Lois is ignoring everything but the take-out menu from Szechwan City Limits. “How many dishes?” she asks.

“I'm not hungry,” says Adele.

“Don't go overboard,” says Kathleen.

“Go overboard,” says Richard. “I'll take the leftovers.”

“I'm wondering if we should get Peking duck, since there's five of us,” says Lois.

“In celebration of the return of Harvey Nash?” Adele asks.

Lois turns to Richard for the appropriate riposte, but gets only a shrug and a view of the base of his brown beer bottle. “I'm calling it in now,” she says.

A door opens down the hall. Adele, Kathleen, and Richard sit up straighter. For a minute, they hear only Lois, in loud, patronizing syllables, articulating her choices into the telephone.

Nash walks into the kitchen. The black half-circle under his eye is turning colors, and the welt on his cheekbone is weeping.

“Ladies,” says Nash, nodding formally. “Richard.” It is the first time he is viewing all three sisters together, and though he wants to weigh them against one another—to rate hair and freckled skin and three distinct bustlines on the same scorecard—he resists.

“Heard you had a little brush with the ferocious Kathleen,” says Richard.

Nash smiles charitably, the bad eye swollen out of alignment. “We've all done silly things in the heat of the moment that we regret.”
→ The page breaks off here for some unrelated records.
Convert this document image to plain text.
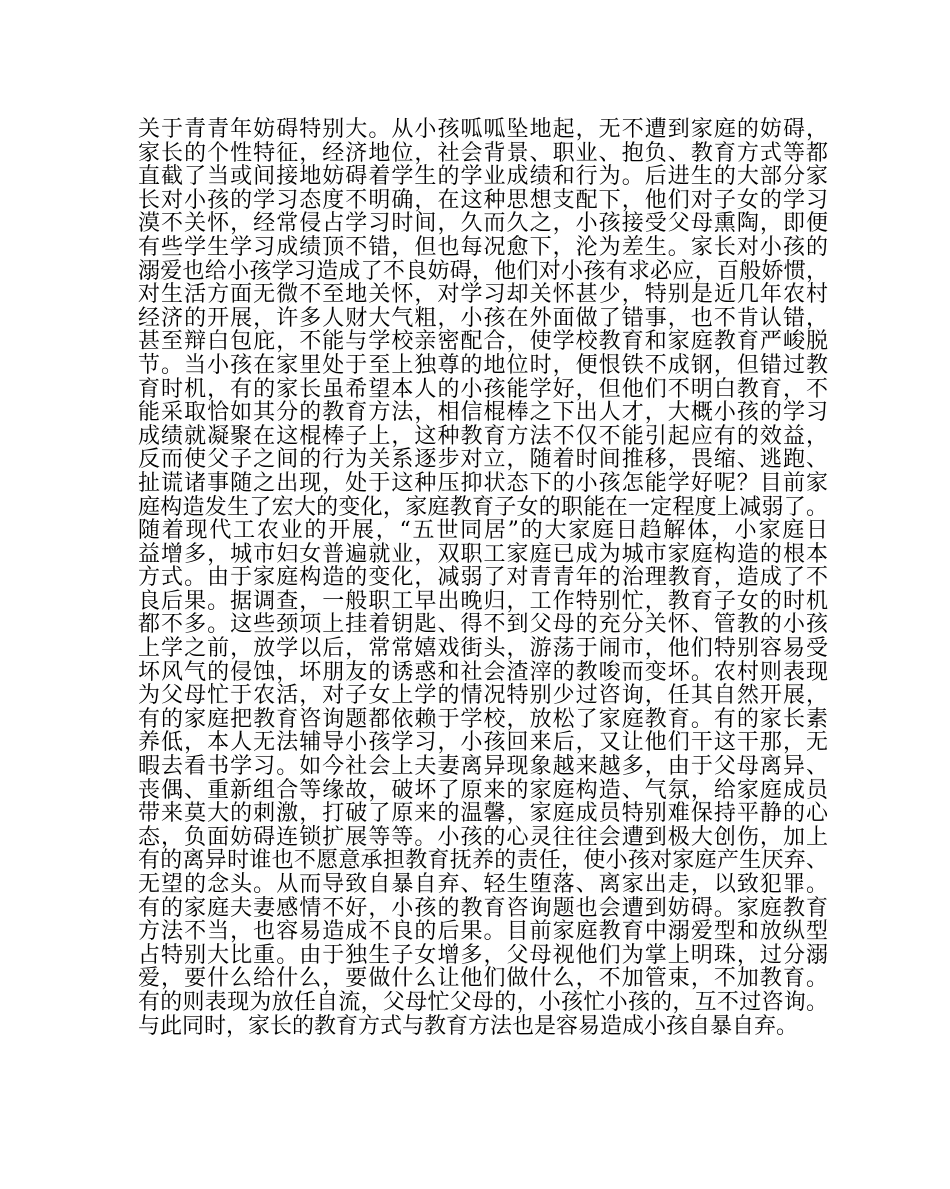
关于青青年妨碍特别大。从小孩呱呱坠地起，无不遭到家庭的妨碍，
家长的个性特征，经济地位，社会背景、职业、抱负、教育方式等都
直截了当或间接地妨碍着学生的学业成绩和行为。后进生的大部分家
长对小孩的学习态度不明确，在这种思想支配下，他们对子女的学习
漠不关怀，经常侵占学习时间，久而久之，小孩接受父母熏陶，即便
有些学生学习成绩顶不错，但也每况愈下，沦为差生。家长对小孩的
溺爱也给小孩学习造成了不良妨碍，他们对小孩有求必应，百般娇惯，
对生活方面无微不至地关怀，对学习却关怀甚少，特别是近几年农村
经济的开展，许多人财大气粗，小孩在外面做了错事，也不肯认错，
甚至辩白包庇，不能与学校亲密配合，使学校教育和家庭教育严峻脱
节。当小孩在家里处于至上独尊的地位时，便恨铁不成钢，但错过教
育时机，有的家长虽希望本人的小孩能学好，但他们不明白教育，不
能采取恰如其分的教育方法，相信棍棒之下出人才，大概小孩的学习
成绩就凝聚在这棍棒子上，这种教育方法不仅不能引起应有的效益，
反而使父子之间的行为关系逐步对立，随着时间推移，畏缩、逃跑、
扯谎诸事随之出现，处于这种压抑状态下的小孩怎能学好呢？目前家
庭构造发生了宏大的变化，家庭教育子女的职能在一定程度上减弱了。
随着现代工农业的开展，“五世同居”的大家庭日趋解体，小家庭日
益增多，城市妇女普遍就业，双职工家庭已成为城市家庭构造的根本
方式。由于家庭构造的变化，减弱了对青青年的治理教育，造成了不
良后果。据调查，一般职工早出晚归，工作特别忙，教育子女的时机
都不多。这些颈项上挂着钥匙、得不到父母的充分关怀、管教的小孩
上学之前，放学以后，常常嬉戏街头，游荡于闹市，他们特别容易受
坏风气的侵蚀，坏朋友的诱惑和社会渣滓的教唆而变坏。农村则表现
为父母忙于农活，对子女上学的情况特别少过咨询，任其自然开展，
有的家庭把教育咨询题都依赖于学校，放松了家庭教育。有的家长素
养低，本人无法辅导小孩学习，小孩回来后，又让他们干这干那，无
暇去看书学习。如今社会上夫妻离异现象越来越多，由于父母离异、
丧偶、重新组合等缘故，破坏了原来的家庭构造、气氛，给家庭成员
带来莫大的刺激，打破了原来的温馨，家庭成员特别难保持平静的心
态，负面妨碍连锁扩展等等。小孩的心灵往往会遭到极大创伤，加上
有的离异时谁也不愿意承担教育抚养的责任，使小孩对家庭产生厌弃、
无望的念头。从而导致自暴自弃、轻生堕落、离家出走，以致犯罪。
有的家庭夫妻感情不好，小孩的教育咨询题也会遭到妨碍。家庭教育
方法不当，也容易造成不良的后果。目前家庭教育中溺爱型和放纵型
占特别大比重。由于独生子女增多，父母视他们为掌上明珠，过分溺
爱，要什么给什么，要做什么让他们做什么，不加管束，不加教育。
有的则表现为放任自流，父母忙父母的，小孩忙小孩的，互不过咨询。
与此同时，家长的教育方式与教育方法也是容易造成小孩自暴自弃。
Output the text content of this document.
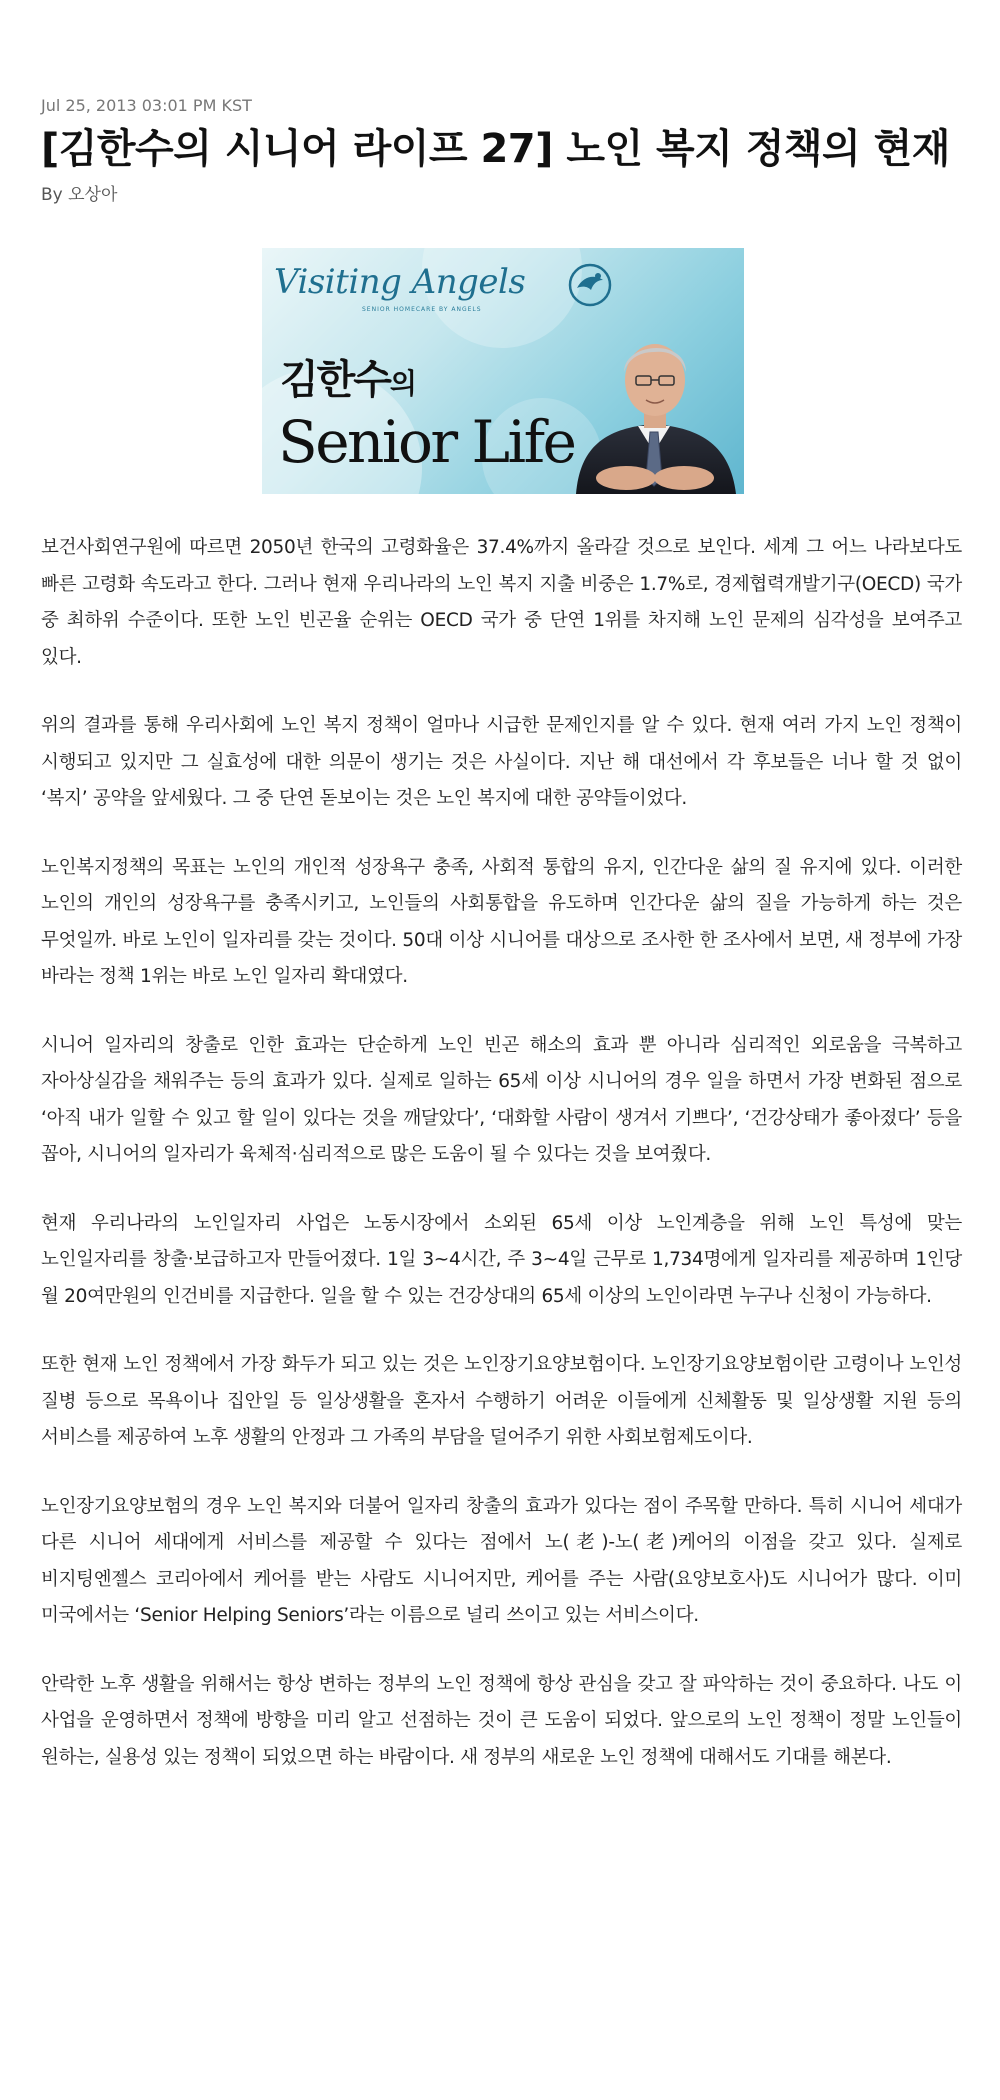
Jul 25, 2013 03:01 PM KST
[김한수의 시니어 라이프 27] 노인 복지 정책의 현재
By 오상아
Visiting Angels
SENIOR HOMECARE BY ANGELS
김한수의
Senior Life

보건사회연구원에 따르면 2050년 한국의 고령화율은 37.4%까지 올라갈 것으로 보인다. 세계 그 어느 나라보다도 빠른 고령화 속도라고 한다. 그러나 현재 우리나라의 노인 복지 지출 비중은 1.7%로, 경제협력개발기구(OECD) 국가 중 최하위 수준이다. 또한 노인 빈곤율 순위는 OECD 국가 중 단연 1위를 차지해 노인 문제의 심각성을 보여주고 있다.

위의 결과를 통해 우리사회에 노인 복지 정책이 얼마나 시급한 문제인지를 알 수 있다. 현재 여러 가지 노인 정책이 시행되고 있지만 그 실효성에 대한 의문이 생기는 것은 사실이다. 지난 해 대선에서 각 후보들은 너나 할 것 없이 ‘복지’ 공약을 앞세웠다. 그 중 단연 돋보이는 것은 노인 복지에 대한 공약들이었다.

노인복지정책의 목표는 노인의 개인적 성장욕구 충족, 사회적 통합의 유지, 인간다운 삶의 질 유지에 있다. 이러한 노인의 개인의 성장욕구를 충족시키고, 노인들의 사회통합을 유도하며 인간다운 삶의 질을 가능하게 하는 것은 무엇일까. 바로 노인이 일자리를 갖는 것이다. 50대 이상 시니어를 대상으로 조사한 한 조사에서 보면, 새 정부에 가장 바라는 정책 1위는 바로 노인 일자리 확대였다.

시니어 일자리의 창출로 인한 효과는 단순하게 노인 빈곤 해소의 효과 뿐 아니라 심리적인 외로움을 극복하고 자아상실감을 채워주는 등의 효과가 있다. 실제로 일하는 65세 이상 시니어의 경우 일을 하면서 가장 변화된 점으로 ‘아직 내가 일할 수 있고 할 일이 있다는 것을 깨달았다’, ‘대화할 사람이 생겨서 기쁘다’, ‘건강상태가 좋아졌다’ 등을 꼽아, 시니어의 일자리가 육체적·심리적으로 많은 도움이 될 수 있다는 것을 보여줬다.

현재 우리나라의 노인일자리 사업은 노동시장에서 소외된 65세 이상 노인계층을 위해 노인 특성에 맞는 노인일자리를 창출·보급하고자 만들어졌다. 1일 3~4시간, 주 3~4일 근무로 1,734명에게 일자리를 제공하며 1인당 월 20여만원의 인건비를 지급한다. 일을 할 수 있는 건강상대의 65세 이상의 노인이라면 누구나 신청이 가능하다.

또한 현재 노인 정책에서 가장 화두가 되고 있는 것은 노인장기요양보험이다. 노인장기요양보험이란 고령이나 노인성 질병 등으로 목욕이나 집안일 등 일상생활을 혼자서 수행하기 어려운 이들에게 신체활동 및 일상생활 지원 등의 서비스를 제공하여 노후 생활의 안정과 그 가족의 부담을 덜어주기 위한 사회보험제도이다.

노인장기요양보험의 경우 노인 복지와 더불어 일자리 창출의 효과가 있다는 점이 주목할 만하다. 특히 시니어 세대가 다른 시니어 세대에게 서비스를 제공할 수 있다는 점에서 노(老)-노(老)케어의 이점을 갖고 있다. 실제로 비지팅엔젤스 코리아에서 케어를 받는 사람도 시니어지만, 케어를 주는 사람(요양보호사)도 시니어가 많다. 이미 미국에서는 ‘Senior Helping Seniors’라는 이름으로 널리 쓰이고 있는 서비스이다.

안락한 노후 생활을 위해서는 항상 변하는 정부의 노인 정책에 항상 관심을 갖고 잘 파악하는 것이 중요하다. 나도 이 사업을 운영하면서 정책에 방향을 미리 알고 선점하는 것이 큰 도움이 되었다. 앞으로의 노인 정책이 정말 노인들이 원하는, 실용성 있는 정책이 되었으면 하는 바람이다. 새 정부의 새로운 노인 정책에 대해서도 기대를 해본다.
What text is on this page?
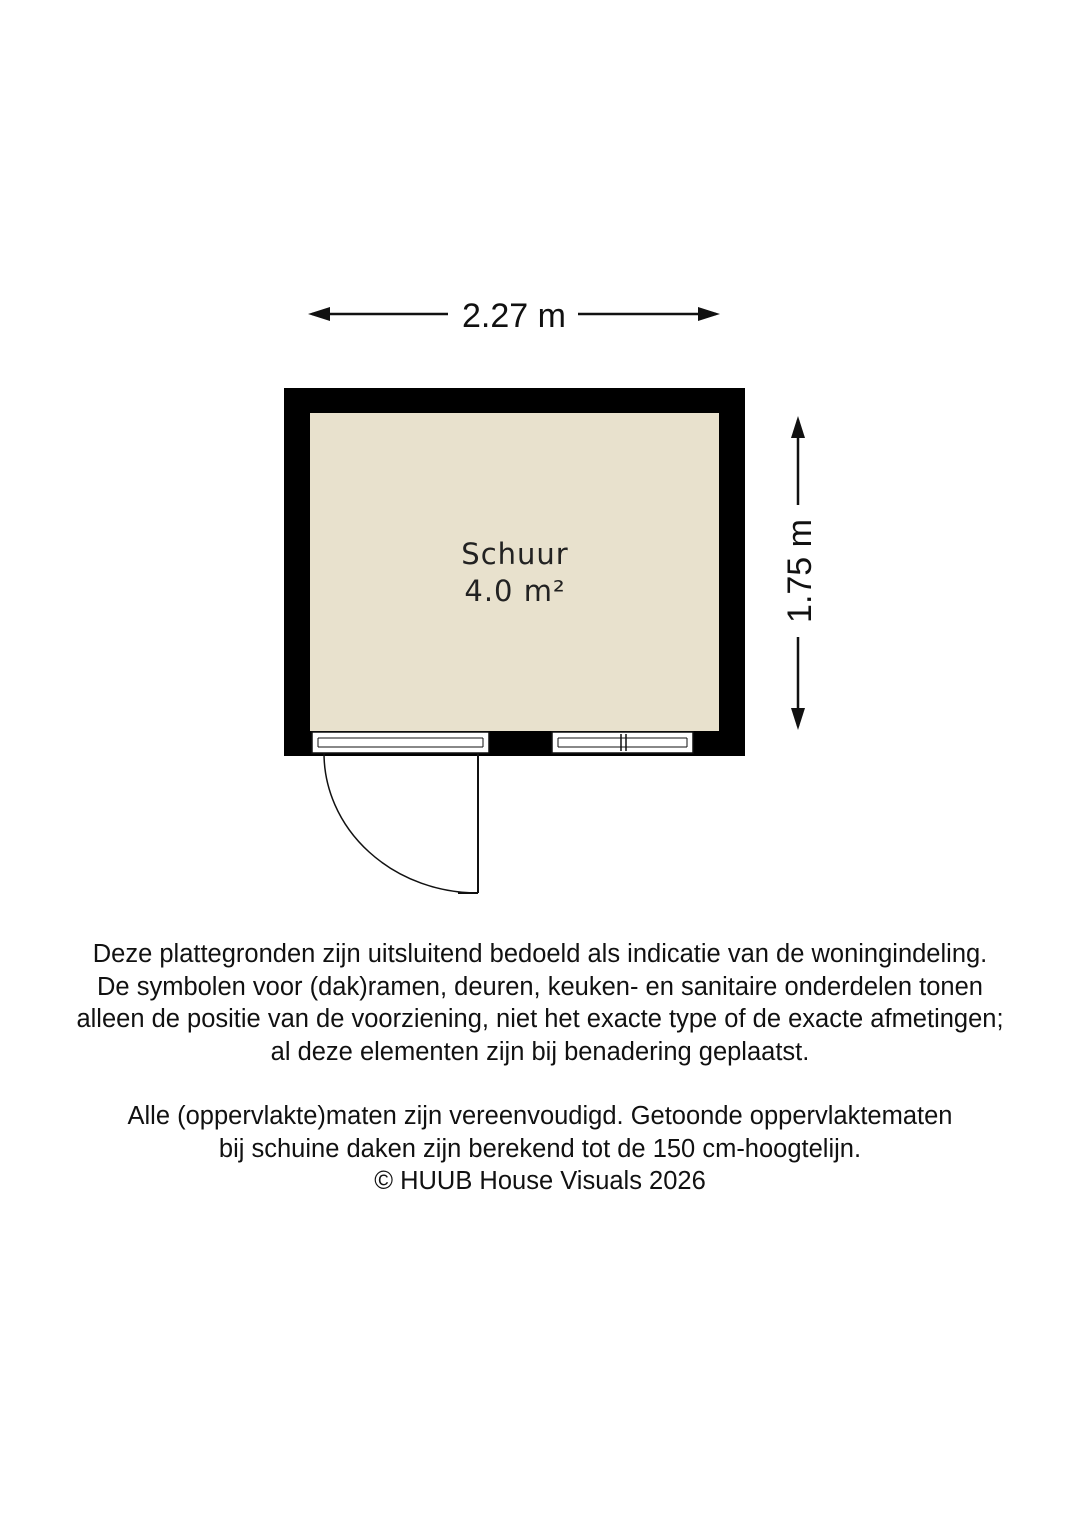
2.27 m
1.75 m
Schuur
4.0 m²

Deze plattegronden zijn uitsluitend bedoeld als indicatie van de woningindeling.

De symbolen voor (dak)ramen, deuren, keuken- en sanitaire onderdelen tonen

alleen de positie van de voorziening, niet het exacte type of de exacte afmetingen;

al deze elementen zijn bij benadering geplaatst.

Alle (oppervlakte)maten zijn vereenvoudigd. Getoonde oppervlaktematen

bij schuine daken zijn berekend tot de 150 cm-hoogtelijn.

© HUUB House Visuals 2026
“You look like hell,” says Adele.

“And you'll be sure we get the pancakes and the plum sauce?” Lois barks into the phone.

Richard points with his beer bottle. “Did you put ice on it?”

“Your sister did.”

Lois greets Nash, then asks brightly, “Who's picking up the food?”

Richard says, “I just got home.”

“Don't they deliver?” asks Nash.

“Let's you and I go,” says Adele to Kathleen. “I could use some fresh air.”

Nash says, “If you'll permit me, I'd very much like this to be my treat.”

“Forget it,” says Richard.

Kathleen and Adele leave the kitchen with exaggerated dignity, chins held high like ballerinas playing soldiers.

Nash points to a vacated chair. Richard says, “Sure. Sit. She feels pretty bad. And it's so unlike Kathleen—”

“Why are you speaking for Kathleen?” asks Lois. “She should be saying this, not you.”

Richard wants to say, “Shut up, Lois,” but says only, “Lo? You weren't there today when Adele almost choked to death.”

“That's exactly—”

“And you weren't there when I called Kathleen to tell her what happened at the restaurant. You didn't hear her weeping into the phone.”

Nash produces a small gag of physical or emotional distress. “I envy you,” he explains.

“You do?” asks Richard. He slides Kathleen's untouched bottle in front of Nash.

“A big family, still close. Lots of siblings.”

“Sisters,” corrects Richard. “
They
have siblings. I have sisters.”

“How often do you get together like this?” asks Nash.

Richard smiles. “It depends on how much they like my current girlfriend.”

Nash is all ears. “You mean their standards are a little high?” he asks.

“Higher than mine.”

“He meets them on the job,” says Lois.